Tri County Report For September 21st, 2016

The Lawrence County commissioners are considering an $11 million bond issue to stabilize the amount the county pays annually into the pension fund. According to the New Castle News The county retirement board at its quarterly public meeting yesterday discussed the dynamics of the bond issue, which the commissioners expect to vote on in early October. County Controller David Gettings said he proposed the move, which would stabilize the county’s liability,  the amount it has to contribute to the fund each year for the retirees contribution. He said the county is able to borrow the money because the interest rates are so low, around 4.25 percent.

Michelle Obama is coming to Pittsburgh.  The first lady will be campaigning for Hillary Clinton a week from today.  Mrs. Obama is expected to discuss the high stakes of this election and urge Pennsylvanians to register to vote before the October 11th deadline.  More information is available at

The Pennsylvania Liquor Control Board has a new executive director.  Charlie Mooney, the current chief operating officer, was appointed to the position yesterday.  Mooney, who will take over in November when John Metzger retires, will implement the Act 39 state liquor law reform.  Current board chair Tim Holden says Mooney’s
“extensive agency experience and his eagerness to embrace change as opportunity are great assets, particularly now, as we adopt so many new consumer-friendly changes and conveniences.”

The Mercer County District Attorney’s Office is appealing a judge’s decision to suppress evidence in a case charging three Chinese natives with transporting 99 pounds of marijuana. According to the Sharon Herald Common Pleas Court Judge Daniel P. Wallace said state police did not have probable cause to stop the rented minivan for traffic violations, making the discovery of the 99 heat-sealed packages illegal. The stop occured in December of last year. A  trooper pulled over the van for traveling too slowly and the lane violations. The judge said there is no posted speed limit on that stretch of the interstate and the van’s speed did not “impede the normal and reasonable movement of traffic.”

PennDot is inviting people in Mercer to a presentation Tuesday at 7 p.m. detailing plans for replacing the Route 19 bridge over Munnell Run.
That bridge also runs through Coolsprings Township. The presentation will be at the Mercer Borough building located at 145 North Pitt Street in Mercer.
The project involves the replacement of the Route 19 (Perry Highway) bridge over Munnell Run.  The project is expected to be constructed in the summer of 2018. The purpose of the presentation is to provide project plans and mapping, identify the planned detour routes and gather public input.
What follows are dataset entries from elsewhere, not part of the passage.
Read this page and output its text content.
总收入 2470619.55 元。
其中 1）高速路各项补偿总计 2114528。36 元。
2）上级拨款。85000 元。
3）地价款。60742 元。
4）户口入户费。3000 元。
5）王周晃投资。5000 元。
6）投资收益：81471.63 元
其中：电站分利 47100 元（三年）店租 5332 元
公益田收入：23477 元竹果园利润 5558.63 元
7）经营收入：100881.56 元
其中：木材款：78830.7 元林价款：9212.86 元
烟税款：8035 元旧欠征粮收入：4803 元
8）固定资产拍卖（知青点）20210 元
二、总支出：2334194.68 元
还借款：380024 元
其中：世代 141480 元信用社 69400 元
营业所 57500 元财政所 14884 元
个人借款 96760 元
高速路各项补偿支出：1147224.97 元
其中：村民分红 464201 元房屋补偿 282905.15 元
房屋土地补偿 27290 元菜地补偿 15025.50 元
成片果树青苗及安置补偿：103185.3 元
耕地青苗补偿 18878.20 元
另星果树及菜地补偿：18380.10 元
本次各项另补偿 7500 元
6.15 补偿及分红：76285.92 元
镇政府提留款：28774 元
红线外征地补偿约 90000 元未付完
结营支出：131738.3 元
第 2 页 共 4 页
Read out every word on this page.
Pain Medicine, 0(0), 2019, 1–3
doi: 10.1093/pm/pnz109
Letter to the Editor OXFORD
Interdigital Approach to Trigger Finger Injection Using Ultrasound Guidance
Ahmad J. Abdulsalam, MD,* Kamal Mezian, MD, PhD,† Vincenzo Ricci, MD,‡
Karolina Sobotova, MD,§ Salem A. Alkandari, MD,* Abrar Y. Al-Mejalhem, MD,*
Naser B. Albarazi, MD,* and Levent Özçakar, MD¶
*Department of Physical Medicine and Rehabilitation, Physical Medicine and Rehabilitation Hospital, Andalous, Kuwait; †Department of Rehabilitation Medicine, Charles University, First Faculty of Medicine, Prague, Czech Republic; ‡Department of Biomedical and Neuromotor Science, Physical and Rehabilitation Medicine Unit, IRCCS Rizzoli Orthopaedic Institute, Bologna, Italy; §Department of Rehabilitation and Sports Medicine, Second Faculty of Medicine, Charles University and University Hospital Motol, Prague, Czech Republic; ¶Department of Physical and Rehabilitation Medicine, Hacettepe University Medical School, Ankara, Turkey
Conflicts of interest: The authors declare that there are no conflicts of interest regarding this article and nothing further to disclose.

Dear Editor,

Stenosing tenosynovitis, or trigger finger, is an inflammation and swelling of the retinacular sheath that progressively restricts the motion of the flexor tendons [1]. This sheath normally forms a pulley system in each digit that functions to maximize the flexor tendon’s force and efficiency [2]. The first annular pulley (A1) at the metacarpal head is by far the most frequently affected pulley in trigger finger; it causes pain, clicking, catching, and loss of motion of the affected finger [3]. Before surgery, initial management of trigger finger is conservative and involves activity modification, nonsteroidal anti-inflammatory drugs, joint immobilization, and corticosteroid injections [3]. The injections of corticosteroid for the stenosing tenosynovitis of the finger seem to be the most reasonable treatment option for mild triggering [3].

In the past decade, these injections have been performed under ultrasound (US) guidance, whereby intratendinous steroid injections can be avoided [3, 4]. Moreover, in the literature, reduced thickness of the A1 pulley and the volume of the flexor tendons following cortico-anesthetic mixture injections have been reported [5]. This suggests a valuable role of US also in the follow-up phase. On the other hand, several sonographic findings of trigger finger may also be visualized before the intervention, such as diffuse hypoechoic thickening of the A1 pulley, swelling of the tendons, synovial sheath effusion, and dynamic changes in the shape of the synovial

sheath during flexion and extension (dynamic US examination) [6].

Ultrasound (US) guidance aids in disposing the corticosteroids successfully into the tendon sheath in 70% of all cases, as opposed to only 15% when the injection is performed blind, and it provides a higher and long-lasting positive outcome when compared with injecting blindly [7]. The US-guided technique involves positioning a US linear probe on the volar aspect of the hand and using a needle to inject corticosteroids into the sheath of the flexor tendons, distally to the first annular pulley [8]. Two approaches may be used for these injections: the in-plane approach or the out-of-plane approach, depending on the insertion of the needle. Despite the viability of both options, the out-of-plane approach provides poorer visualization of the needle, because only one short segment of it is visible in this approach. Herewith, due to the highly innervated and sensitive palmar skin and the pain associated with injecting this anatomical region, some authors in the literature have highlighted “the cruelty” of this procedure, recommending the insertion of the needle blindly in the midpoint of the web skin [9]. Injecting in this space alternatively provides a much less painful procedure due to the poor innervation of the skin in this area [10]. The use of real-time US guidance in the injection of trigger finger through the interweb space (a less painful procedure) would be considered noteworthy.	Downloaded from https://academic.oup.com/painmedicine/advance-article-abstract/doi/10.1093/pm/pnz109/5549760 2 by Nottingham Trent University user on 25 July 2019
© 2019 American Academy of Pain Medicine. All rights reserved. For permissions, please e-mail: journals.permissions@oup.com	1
Lawmakers are considering a bill that would give Second Amendment supporters the right to sue municipalities over gun restrictions.  The bill would allow individuals and organizations such as the National Rifle Association to challenge local gun laws in court and be awarded compensation for their legal expenses if they win.  The House Judiciary Committee approved the measure yesterday.  It will now go to the Pennsylvania House of Representatives for approval.

Governor Wolf is one of the many politicians calling for state Representative Leslie Acosta’s resignation.  Representative Acosta  pleaded guilty to felony charges earlier this year.  She is refusing to leave office and says she will continue campaigning to be re-elected.  Governor Wolf says a public official who is guilty of a crime should not be in office.

The Gateway School Board is appealing a judge’s ruling to not allow the district to have an armed police force.  Gateway petitioned to employ its own officers, but the judge ruled against the idea last week.  The board voted eight-one yesterday for the appeal.  The officers would be allowed to arrest and issue citations for summary offenses.  They would detain students until Monroeville officers arrive for misdemeanors of felonies.

The latest round of talks lasted almost a week with the union and the PA State System of Higher Education no closer to an agreement. A spokesman says the State System is suggesting bringing in a third party fact finder, but the union calls that a stalling tactic, adding if they really want to move the process along, State System should agree to binding arbitration, where recommendations on a contract would have to be followed by both sides.

Monroeville Deputy Fire Chief George Gerstacker is charged for impersonating a police officer.  He was charged yesterday for last week’s incident near William Penn Highway and Golden Mile Highway.  Gerstacker is accused of pulling over a motorcycle and asking for the driver’s information.